Black Women Organized for Political Action (BWOPA) was founded in 1968 in California after branching off from the Bay Area Women for Dellums, a group of 12 politically active women who were involved in fundraising for Ron Dellums run for congressional office. It is now a 501 c4 nonprofit advocacy organization. Their mission is to encourage African American women to be more involved in politics so that action can be taken to address their oppressions. The goal of the organization is to focus on the intersectionality of issues pertaining to race and gender by encouraging African American women to become involved in the political process. Dezie Woods-Jones was elected the first president of the organization in 1970. Woods dedicated her life to addressing issues concerning education, poverty, female empowerment, and disenchantment. BWOPA focuses on addressing its three branches: operations, political advocacy, and education.

History 
Black Women Organized for Political Action was founded in 1968 after expanding from a smaller group called the Bay Area Women for Dellums. The group was formed by 12 women in the Bay Area of California. Until 1970, the group functioned under co-chairs. In 1970, however, they elected their first president Dezie Woods-Jones. Aileen Hernandez is one of the women credited with founding this organization.

Leadership 
Dezie Woods-Jones was the first president of Black Women Organized for Political Action. In addition to her involvement in BWOPA, she was a community activist for over 40 years.
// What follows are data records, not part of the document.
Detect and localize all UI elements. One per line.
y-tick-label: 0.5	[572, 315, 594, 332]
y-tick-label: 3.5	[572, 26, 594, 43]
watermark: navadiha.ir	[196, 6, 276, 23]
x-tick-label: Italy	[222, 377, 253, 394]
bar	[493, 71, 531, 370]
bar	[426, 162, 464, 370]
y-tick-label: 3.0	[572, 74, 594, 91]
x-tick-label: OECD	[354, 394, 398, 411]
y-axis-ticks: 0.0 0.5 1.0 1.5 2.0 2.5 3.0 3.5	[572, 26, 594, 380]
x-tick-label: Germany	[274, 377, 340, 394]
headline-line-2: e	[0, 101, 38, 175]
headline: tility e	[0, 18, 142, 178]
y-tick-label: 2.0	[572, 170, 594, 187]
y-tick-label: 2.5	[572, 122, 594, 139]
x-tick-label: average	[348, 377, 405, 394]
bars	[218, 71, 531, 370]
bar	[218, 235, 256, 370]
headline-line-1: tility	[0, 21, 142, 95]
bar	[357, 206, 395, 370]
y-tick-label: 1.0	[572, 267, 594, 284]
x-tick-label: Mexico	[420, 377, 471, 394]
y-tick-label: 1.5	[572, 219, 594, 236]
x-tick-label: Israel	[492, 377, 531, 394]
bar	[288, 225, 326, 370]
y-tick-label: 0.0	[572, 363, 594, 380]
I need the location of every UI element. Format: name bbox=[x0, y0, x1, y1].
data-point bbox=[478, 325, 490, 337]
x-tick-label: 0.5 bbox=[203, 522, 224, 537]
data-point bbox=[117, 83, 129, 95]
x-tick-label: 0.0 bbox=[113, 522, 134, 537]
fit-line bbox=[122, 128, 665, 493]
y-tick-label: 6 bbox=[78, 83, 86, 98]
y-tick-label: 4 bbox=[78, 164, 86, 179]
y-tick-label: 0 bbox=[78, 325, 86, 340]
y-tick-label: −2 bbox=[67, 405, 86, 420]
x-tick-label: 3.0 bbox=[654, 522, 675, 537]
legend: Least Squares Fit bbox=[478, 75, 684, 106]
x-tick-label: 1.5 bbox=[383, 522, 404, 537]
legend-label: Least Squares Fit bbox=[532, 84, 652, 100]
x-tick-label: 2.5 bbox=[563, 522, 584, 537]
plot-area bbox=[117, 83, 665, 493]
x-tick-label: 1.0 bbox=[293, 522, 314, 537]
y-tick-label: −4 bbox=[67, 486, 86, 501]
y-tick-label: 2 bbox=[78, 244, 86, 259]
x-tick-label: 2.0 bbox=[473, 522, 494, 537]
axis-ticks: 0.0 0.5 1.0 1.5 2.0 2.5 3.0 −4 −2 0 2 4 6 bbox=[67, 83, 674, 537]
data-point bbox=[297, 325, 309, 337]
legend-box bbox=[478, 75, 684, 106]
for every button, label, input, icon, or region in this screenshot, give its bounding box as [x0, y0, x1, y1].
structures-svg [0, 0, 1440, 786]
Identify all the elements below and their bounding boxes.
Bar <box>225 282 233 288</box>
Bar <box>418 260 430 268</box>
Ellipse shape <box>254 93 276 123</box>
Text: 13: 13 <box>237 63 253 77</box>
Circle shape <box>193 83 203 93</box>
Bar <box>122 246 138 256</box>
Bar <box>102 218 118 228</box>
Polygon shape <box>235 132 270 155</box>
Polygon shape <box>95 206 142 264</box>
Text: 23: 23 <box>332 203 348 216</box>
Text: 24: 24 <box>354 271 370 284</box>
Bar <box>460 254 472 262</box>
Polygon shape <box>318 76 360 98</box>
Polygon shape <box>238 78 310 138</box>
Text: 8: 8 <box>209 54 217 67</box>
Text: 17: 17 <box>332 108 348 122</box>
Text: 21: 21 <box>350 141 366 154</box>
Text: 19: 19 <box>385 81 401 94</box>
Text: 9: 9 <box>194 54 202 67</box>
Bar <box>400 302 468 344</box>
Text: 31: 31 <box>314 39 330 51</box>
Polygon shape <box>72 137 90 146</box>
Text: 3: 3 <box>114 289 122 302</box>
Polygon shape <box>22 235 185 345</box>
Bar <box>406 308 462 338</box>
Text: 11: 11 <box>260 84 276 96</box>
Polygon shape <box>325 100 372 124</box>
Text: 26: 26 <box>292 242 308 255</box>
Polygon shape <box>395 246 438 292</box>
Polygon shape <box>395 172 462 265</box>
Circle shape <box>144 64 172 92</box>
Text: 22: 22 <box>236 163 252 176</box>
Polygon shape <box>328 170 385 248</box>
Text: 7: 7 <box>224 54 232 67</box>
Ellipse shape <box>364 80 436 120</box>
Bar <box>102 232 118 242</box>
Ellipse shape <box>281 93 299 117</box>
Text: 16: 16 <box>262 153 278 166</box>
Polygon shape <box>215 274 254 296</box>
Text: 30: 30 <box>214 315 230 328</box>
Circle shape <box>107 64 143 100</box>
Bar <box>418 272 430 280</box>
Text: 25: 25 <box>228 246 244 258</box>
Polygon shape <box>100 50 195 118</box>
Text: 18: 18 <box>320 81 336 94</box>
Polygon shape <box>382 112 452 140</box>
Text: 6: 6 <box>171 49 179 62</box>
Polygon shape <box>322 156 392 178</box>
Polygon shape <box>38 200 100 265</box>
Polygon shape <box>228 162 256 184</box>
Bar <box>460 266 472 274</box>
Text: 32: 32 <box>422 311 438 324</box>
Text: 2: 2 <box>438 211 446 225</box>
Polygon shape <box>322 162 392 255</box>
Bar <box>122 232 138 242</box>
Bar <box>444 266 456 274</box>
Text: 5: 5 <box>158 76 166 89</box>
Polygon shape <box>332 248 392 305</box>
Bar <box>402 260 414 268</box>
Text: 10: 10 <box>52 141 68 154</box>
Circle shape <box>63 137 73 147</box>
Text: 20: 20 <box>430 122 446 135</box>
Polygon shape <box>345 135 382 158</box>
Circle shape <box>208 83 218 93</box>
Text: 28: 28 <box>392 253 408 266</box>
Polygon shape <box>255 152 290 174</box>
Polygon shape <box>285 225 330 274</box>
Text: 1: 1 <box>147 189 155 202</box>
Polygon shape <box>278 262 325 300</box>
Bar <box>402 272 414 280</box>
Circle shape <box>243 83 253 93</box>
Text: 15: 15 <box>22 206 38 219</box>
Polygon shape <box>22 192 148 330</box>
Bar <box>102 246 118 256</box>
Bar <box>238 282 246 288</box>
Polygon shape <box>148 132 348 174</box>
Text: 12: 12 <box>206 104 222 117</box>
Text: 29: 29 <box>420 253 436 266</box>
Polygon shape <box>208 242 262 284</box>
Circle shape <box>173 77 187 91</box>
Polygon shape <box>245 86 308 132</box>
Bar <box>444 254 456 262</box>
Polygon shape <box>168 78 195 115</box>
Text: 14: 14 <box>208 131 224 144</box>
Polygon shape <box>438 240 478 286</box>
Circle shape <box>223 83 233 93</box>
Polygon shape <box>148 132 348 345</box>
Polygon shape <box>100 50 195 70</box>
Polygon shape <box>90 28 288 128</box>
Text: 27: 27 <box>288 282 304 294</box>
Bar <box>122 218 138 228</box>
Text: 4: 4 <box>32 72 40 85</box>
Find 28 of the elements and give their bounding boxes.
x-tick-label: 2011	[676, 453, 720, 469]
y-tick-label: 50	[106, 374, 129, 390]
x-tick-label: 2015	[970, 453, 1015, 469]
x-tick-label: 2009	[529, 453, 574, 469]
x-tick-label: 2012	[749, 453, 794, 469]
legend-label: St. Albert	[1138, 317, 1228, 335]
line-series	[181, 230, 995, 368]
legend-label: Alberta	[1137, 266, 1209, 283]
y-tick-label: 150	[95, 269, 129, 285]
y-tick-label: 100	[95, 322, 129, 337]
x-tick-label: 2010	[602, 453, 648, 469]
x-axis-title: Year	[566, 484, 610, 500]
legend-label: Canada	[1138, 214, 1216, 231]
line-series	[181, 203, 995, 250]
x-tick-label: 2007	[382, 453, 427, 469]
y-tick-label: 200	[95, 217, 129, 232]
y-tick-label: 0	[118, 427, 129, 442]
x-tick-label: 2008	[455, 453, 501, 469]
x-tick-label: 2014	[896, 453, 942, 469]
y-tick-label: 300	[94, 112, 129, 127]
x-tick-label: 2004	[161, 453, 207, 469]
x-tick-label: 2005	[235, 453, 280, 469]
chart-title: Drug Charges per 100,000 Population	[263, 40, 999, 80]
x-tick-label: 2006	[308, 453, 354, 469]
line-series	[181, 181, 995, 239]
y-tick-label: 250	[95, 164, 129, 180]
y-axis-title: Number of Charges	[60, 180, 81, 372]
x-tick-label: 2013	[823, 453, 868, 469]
In her years of activism, she served as a city council member in Oakland, Vice Mayor of Oakland, and president of BWOPA for 30 years. Through her involvement, BWOPA's political action resulted in the election of other women who were the first African American women representatives in their areas. Ella Hill Hutch was a charter member of Black Women Organized for Political Action.

Mission 
Black Women Organized for Political Action’s mission is to motivate and support African American women to involve themselves in the political process. They provide leadership training to help women develop strategies, articulate injustices to African American women, and form networks. The core issues of their focus are health, education, criminal justice, and economic security.
 Health - BWOPA strives to raise awareness of the health disparities in the health system and advocate for political action that will give African American women more accessible health care. Their goal within the health sector is to spread awareness and advocate for policies to increase access to quality care.
 Education - BWOPA advocates for political action that will increase the rates of African American high school graduation and college completion rates. They are focused on improving access to early education, safe school environments, high-quality education, and more support for funding for schools.
 Criminal Justice Reform - BWOPA is concerned with reducing the high rates of African American incarceration by providing alternatives to incarceration for youths, encourage rehabilitation and assistance in reintegrating after incarceration.
 Economic Security - BWOPA aims to reduce the disparity of African American unemployment rates by providing job training, financial education, and support for entrepreneurship.